Tuesday, June 19, 2007

More on the new Al Arich, Sinai, museum

Another look at the new Al Arich museum.

The Museum of Al-Arich, located in the Egyptian city of the same name, was opened to visitors early this month. The museum took three years to build, at a cost of US$ 8 million. It brings together 2,000 pieces from different periods of Egyptian history, and also vestiges of the crossing of the Sinai by the Holy Family.

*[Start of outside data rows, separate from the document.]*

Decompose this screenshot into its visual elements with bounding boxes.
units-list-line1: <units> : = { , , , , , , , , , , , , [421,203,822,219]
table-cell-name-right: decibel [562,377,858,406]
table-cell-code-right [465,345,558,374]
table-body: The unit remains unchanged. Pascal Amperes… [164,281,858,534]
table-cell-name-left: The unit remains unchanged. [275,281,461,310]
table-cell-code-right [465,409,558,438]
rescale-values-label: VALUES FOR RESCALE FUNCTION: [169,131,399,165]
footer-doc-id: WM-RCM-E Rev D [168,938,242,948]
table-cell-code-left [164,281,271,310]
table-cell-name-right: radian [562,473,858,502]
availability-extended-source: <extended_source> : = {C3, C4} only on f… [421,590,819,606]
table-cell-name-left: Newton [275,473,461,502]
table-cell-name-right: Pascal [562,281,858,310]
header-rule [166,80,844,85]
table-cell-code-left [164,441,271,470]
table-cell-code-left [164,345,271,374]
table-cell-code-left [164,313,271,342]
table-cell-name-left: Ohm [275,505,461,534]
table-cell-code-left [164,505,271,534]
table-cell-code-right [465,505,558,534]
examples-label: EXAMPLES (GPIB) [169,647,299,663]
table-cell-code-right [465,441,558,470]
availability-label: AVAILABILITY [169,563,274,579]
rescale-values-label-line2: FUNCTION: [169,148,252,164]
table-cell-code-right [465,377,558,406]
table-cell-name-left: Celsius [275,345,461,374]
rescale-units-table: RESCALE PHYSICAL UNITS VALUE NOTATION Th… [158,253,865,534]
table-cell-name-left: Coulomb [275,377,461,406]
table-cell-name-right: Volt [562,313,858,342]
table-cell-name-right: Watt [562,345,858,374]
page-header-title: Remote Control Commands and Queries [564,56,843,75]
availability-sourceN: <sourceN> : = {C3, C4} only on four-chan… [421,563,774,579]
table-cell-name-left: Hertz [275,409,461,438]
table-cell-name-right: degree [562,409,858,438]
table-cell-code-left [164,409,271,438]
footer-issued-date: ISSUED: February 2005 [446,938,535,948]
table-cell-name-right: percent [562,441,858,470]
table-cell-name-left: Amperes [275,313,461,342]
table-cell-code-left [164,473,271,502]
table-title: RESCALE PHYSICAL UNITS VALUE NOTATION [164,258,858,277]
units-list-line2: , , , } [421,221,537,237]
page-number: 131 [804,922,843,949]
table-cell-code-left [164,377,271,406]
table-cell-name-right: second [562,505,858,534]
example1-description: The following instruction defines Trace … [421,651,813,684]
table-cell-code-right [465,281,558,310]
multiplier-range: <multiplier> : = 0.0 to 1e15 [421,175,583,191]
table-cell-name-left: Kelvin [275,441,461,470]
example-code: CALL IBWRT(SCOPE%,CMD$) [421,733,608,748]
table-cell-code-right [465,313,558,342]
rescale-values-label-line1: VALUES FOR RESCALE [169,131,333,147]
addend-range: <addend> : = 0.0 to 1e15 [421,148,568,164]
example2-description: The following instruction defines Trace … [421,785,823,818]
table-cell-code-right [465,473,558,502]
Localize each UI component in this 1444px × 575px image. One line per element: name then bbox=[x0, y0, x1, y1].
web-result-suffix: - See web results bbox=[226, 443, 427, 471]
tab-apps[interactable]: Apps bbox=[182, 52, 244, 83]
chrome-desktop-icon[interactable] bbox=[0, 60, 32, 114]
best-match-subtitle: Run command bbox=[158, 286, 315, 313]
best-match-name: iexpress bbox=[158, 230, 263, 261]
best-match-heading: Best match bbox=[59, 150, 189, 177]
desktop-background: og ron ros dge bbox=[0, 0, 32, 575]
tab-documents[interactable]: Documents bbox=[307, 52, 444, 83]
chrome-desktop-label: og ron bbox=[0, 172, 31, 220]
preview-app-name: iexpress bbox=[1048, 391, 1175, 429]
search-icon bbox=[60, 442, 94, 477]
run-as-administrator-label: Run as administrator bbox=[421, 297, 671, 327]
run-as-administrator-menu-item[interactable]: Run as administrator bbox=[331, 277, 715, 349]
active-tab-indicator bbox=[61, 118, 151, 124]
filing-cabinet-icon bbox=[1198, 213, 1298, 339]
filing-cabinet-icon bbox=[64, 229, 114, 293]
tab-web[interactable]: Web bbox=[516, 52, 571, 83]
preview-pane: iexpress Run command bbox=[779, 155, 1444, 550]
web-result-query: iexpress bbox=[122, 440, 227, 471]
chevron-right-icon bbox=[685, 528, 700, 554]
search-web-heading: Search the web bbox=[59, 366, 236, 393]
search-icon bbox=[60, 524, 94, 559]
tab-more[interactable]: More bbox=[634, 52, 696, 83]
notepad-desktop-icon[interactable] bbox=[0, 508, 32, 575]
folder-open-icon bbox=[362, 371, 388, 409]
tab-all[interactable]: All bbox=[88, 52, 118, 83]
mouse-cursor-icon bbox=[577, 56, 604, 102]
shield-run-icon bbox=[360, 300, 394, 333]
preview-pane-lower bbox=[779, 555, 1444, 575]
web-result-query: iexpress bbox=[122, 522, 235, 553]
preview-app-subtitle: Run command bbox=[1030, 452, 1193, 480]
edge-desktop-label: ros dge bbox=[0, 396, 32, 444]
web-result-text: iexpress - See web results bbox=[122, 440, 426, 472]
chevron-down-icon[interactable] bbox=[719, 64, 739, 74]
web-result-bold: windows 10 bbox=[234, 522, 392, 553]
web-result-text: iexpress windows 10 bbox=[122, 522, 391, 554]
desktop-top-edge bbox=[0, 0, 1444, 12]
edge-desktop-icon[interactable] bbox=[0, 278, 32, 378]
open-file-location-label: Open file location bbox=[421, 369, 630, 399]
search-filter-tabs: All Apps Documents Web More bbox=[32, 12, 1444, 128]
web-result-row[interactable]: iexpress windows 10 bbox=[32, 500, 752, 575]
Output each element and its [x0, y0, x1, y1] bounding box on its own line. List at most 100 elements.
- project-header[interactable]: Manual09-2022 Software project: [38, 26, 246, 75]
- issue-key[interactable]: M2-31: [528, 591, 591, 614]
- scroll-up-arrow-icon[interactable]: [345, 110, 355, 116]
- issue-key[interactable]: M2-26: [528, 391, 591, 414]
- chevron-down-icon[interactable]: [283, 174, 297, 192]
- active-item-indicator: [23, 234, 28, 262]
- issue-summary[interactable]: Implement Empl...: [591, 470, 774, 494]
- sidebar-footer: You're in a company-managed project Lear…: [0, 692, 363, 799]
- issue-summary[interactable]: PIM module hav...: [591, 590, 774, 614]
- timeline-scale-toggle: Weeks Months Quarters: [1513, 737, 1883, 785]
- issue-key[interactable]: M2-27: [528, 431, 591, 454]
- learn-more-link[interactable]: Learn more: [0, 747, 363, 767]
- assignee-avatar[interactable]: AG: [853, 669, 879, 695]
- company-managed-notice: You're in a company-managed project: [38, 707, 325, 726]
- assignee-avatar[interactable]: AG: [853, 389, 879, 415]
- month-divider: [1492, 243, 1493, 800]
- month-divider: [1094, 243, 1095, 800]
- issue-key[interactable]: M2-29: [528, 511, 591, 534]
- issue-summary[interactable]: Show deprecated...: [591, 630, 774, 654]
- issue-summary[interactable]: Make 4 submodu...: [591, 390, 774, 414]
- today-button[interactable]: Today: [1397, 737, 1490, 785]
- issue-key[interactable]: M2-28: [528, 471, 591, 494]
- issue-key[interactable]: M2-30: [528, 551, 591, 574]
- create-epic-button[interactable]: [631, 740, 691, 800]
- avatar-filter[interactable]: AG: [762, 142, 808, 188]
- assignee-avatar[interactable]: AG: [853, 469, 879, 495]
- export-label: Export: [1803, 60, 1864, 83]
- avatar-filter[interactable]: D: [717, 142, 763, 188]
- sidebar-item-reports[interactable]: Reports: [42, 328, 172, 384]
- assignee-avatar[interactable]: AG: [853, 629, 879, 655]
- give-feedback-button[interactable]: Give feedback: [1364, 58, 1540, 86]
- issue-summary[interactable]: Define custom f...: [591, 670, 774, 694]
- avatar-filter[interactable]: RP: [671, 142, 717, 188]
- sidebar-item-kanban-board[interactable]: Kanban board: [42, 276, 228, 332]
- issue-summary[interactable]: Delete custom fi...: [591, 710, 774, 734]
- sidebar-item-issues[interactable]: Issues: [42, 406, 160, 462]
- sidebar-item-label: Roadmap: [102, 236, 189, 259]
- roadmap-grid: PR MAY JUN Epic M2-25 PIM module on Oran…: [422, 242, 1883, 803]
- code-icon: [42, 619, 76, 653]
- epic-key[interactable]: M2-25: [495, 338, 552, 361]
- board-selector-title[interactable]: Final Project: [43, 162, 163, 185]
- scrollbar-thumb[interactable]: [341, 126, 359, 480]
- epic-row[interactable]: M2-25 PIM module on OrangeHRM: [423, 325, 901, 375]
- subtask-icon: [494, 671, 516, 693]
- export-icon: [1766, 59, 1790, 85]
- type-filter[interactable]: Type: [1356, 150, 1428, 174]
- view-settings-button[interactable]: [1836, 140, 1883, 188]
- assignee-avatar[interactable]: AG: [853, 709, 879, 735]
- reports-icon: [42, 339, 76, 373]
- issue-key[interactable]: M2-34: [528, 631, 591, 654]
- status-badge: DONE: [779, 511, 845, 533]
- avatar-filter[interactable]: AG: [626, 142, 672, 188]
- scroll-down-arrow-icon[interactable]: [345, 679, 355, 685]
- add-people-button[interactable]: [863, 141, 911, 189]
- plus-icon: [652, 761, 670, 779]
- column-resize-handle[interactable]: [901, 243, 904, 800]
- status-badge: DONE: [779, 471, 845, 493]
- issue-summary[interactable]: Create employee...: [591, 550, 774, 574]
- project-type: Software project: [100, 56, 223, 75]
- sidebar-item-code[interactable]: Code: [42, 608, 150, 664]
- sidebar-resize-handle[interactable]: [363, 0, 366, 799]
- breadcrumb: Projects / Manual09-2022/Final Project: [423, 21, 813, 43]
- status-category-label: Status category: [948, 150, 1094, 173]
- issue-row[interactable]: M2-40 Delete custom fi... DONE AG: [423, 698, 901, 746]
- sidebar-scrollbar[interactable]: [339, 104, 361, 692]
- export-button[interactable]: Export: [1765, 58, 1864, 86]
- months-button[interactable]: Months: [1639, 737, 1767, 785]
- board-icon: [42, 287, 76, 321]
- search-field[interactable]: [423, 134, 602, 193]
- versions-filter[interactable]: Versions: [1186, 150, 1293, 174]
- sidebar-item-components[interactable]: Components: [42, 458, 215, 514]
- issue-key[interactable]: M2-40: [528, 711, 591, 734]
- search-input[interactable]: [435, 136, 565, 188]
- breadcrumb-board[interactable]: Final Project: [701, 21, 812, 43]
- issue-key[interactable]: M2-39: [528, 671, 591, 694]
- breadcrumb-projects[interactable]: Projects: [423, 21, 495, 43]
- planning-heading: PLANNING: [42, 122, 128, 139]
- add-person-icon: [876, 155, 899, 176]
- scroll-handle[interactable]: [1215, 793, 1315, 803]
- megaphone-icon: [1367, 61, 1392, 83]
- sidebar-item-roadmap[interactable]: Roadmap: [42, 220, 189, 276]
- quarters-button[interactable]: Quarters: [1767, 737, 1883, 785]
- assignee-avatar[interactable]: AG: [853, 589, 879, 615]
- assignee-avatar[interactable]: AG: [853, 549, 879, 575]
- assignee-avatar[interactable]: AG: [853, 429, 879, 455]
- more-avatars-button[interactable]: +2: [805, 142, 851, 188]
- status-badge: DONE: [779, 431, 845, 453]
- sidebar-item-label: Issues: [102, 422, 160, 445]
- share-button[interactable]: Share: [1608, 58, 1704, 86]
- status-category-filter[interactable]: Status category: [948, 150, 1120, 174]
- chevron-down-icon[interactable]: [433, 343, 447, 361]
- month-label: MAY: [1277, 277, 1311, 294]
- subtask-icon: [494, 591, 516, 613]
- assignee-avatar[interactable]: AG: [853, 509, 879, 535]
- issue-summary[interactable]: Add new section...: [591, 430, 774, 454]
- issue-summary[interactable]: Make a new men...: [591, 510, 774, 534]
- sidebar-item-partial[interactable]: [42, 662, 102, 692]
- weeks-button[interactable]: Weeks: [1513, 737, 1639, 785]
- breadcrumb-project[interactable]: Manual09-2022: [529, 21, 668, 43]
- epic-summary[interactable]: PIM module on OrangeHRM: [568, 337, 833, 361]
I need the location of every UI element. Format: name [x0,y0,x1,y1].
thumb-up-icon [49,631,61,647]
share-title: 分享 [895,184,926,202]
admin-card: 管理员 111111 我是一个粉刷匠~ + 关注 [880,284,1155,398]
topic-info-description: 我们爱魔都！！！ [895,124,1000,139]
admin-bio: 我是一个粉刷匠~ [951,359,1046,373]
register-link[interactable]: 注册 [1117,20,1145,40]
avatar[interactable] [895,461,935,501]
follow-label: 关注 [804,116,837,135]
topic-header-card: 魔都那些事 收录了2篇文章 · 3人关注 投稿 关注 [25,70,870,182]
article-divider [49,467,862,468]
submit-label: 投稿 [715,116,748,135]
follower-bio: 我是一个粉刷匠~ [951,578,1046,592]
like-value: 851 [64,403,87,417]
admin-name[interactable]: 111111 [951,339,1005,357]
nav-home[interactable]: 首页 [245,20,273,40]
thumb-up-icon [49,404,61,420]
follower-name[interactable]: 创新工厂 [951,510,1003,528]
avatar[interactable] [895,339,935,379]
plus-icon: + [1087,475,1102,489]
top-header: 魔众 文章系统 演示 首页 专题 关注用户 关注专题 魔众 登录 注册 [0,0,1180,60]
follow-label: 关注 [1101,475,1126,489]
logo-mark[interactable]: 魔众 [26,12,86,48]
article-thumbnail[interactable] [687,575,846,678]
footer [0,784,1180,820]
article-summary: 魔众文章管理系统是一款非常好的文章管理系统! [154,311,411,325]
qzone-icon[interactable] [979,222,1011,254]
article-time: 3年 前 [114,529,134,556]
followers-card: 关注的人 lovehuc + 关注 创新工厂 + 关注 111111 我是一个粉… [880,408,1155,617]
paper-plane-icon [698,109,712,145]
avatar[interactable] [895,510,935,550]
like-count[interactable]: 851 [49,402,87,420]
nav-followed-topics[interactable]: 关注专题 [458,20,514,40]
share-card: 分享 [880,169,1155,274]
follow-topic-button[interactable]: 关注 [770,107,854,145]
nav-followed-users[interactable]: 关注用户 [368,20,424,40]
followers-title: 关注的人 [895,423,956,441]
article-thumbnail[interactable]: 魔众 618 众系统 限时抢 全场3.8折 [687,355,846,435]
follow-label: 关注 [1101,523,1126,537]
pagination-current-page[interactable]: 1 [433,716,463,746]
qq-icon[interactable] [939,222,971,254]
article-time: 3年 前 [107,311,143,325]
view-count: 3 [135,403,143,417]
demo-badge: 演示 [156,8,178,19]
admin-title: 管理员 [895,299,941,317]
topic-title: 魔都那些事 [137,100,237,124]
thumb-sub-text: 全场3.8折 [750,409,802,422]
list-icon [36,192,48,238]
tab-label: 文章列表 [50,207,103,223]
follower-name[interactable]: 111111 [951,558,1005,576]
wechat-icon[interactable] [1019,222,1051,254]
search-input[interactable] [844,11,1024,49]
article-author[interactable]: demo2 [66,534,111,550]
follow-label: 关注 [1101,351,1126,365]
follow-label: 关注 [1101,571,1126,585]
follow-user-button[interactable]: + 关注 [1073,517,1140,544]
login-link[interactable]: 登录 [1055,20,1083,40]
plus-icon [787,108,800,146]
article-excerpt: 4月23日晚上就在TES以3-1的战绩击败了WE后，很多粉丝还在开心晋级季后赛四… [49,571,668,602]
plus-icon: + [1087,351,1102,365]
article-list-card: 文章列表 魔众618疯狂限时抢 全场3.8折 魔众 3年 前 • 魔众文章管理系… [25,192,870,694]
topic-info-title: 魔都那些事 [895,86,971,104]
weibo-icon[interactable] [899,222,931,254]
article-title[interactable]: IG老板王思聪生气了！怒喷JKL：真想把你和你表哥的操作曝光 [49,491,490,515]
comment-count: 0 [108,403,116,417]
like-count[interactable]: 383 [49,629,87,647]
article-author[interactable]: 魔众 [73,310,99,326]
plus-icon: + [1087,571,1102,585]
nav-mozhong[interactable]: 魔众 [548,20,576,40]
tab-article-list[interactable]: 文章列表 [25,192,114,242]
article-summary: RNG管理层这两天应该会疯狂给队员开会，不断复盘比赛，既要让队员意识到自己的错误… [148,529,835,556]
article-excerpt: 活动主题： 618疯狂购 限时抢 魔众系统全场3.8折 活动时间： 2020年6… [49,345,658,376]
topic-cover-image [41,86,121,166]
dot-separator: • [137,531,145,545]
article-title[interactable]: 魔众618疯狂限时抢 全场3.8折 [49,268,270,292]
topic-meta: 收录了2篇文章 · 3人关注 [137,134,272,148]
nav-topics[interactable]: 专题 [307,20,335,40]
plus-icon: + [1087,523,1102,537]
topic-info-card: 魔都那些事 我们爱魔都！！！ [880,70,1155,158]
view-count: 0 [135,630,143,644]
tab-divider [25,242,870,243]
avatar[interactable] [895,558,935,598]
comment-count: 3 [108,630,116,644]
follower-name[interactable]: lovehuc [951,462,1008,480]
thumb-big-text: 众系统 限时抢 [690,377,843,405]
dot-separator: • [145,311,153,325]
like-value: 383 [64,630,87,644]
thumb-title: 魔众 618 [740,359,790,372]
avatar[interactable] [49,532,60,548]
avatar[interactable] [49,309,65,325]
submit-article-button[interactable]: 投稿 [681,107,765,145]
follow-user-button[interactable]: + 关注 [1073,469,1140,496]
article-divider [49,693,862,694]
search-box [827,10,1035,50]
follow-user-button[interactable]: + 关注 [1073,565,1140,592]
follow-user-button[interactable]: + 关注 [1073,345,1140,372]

Egypt has a new museum to tell its millennial history. Early this month, the Egyptian city of Al-Arich, located in the Sinai Peninsula, opened a museum that brings together 2,000 items from the Pharaonic, Greco-Roman, Coptic, Byzantine, and Muslim periods. The official inauguration will take place in the following weeks. The Al-Arich Museum took three years to build, and its premises cost 45 million Egyptian pounds, the equivalent of US$ 8 million. Statues, busts, icons, coins, lanterns, and manuscripts from all periods of Egyptian history are now showcased at the site.

In the museum, modern techniques were adopted in order to highlight the value of the objects. "Our goal is not only to make a simple exhibit of the pieces. We want visitors to understand the culture linked to our heritage," says the director general at the Egyptian Authority for Regional Museums, Ahmed Charaf. The museum spans an area of 19,000 square metres, with indoor and outdoor sections. In the open air, in an arch-shaped garden, there is also an amphitheatre.